A new study from The Brookings Institution slams federal agencies for doing a poor job of making cybersecurity part of their strategic plans.
While federal officials tend to talk the right talk--it points to President Obama's cybersecurity plans outlined in his State of the Union Speech--federal agencies fail to back that talk up with action.
After passage of the Government Performance and Results Modernization Act of 2010, federal agencies were required to set out a strategic plan. The U.S. Department of Health and Human Services' plan is one of the most detailed at 125 pages--and also one of the most IT-focused. Overall, however, the study's authors call the focus on cybersecurity "abysmal," according to Kevin Desouza, associate dean for research at the college of public programs at Arizona State University and a non-resident senior fellow of Governance Studies at the Brookings Institution, in a blog post.

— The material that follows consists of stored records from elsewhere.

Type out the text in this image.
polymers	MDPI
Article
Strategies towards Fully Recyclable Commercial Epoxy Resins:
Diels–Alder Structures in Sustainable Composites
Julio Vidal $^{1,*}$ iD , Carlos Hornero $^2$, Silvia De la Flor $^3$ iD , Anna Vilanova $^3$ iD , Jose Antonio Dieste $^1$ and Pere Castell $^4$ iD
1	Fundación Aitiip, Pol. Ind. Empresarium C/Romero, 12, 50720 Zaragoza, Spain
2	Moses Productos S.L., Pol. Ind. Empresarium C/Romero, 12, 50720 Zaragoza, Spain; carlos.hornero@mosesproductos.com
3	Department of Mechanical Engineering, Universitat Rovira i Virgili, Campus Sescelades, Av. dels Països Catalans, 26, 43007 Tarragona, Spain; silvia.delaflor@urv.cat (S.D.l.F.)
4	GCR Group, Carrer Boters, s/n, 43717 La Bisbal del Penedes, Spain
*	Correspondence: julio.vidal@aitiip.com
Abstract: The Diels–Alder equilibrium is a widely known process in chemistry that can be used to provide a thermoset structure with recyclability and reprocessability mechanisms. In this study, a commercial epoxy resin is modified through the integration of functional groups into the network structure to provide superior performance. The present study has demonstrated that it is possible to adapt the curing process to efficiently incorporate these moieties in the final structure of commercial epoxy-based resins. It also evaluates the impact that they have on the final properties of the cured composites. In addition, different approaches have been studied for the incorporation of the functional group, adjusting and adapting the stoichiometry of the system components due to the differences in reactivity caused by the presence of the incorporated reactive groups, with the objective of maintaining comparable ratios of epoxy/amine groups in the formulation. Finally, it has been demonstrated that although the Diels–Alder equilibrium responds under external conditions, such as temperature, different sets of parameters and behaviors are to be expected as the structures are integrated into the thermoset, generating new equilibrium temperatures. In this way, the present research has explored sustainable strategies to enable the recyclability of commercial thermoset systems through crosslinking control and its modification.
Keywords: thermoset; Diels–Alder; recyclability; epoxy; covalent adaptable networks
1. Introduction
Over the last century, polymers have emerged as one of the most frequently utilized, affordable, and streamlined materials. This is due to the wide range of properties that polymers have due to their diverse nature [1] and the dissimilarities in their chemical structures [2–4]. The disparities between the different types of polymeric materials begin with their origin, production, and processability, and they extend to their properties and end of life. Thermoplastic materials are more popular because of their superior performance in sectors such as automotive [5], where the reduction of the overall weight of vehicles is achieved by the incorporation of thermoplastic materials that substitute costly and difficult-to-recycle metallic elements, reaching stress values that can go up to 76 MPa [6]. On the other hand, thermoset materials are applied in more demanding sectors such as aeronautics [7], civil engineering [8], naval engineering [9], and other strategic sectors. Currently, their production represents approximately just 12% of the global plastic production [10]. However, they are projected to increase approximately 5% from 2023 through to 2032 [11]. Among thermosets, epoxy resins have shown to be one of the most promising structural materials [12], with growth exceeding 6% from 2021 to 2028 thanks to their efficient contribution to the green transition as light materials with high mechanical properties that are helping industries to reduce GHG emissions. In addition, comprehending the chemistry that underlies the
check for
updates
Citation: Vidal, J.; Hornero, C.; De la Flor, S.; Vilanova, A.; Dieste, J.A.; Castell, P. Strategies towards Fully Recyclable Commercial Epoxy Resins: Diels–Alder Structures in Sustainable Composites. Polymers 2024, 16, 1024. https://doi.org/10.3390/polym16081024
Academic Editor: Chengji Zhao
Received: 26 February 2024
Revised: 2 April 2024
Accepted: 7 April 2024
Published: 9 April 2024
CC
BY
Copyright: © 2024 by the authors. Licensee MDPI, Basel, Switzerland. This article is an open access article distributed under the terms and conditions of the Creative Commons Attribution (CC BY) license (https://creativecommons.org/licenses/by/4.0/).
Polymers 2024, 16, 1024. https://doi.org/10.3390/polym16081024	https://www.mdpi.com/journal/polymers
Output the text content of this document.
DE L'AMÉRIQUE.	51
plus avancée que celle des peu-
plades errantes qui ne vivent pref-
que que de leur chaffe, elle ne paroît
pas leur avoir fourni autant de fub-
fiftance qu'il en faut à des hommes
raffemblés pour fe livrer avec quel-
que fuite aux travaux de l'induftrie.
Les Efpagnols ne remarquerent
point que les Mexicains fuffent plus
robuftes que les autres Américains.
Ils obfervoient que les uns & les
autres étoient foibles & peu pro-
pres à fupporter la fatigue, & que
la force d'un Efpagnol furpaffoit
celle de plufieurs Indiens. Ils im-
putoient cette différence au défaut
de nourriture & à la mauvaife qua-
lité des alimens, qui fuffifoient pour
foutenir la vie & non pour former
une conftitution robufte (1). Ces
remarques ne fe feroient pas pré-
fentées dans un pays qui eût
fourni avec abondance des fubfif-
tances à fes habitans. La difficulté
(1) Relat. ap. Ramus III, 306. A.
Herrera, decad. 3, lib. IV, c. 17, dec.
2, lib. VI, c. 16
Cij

The Defense and Energy departments are notable exceptions, Desouza says. Overall, half of the federal agency strategic plans don't mention cybersecurity at all, and few discuss cybersecurity efforts in detail.
"The major issue that we uncovered was that even though the threats of attacks to critical infrastructure are at an all-time high, most of the agencies lack clear plans on how to invest in capabilities to actually deal with these threats and also in the agencies where they had clear plans or clear actions, there were no real performance evaluation metrics to actually uncover if these investments are actually going to pay off," Desouza tells Federal News Radio.
The Department of Veterans Affairs, which has suffered a number of embarrassing breaches, in November redirected $60 million to its cybersecurity efforts. However, a series of reports from the Inspector General continues to hammer the agency for its lack of discipline and accountability for effective oversight of its IT projects.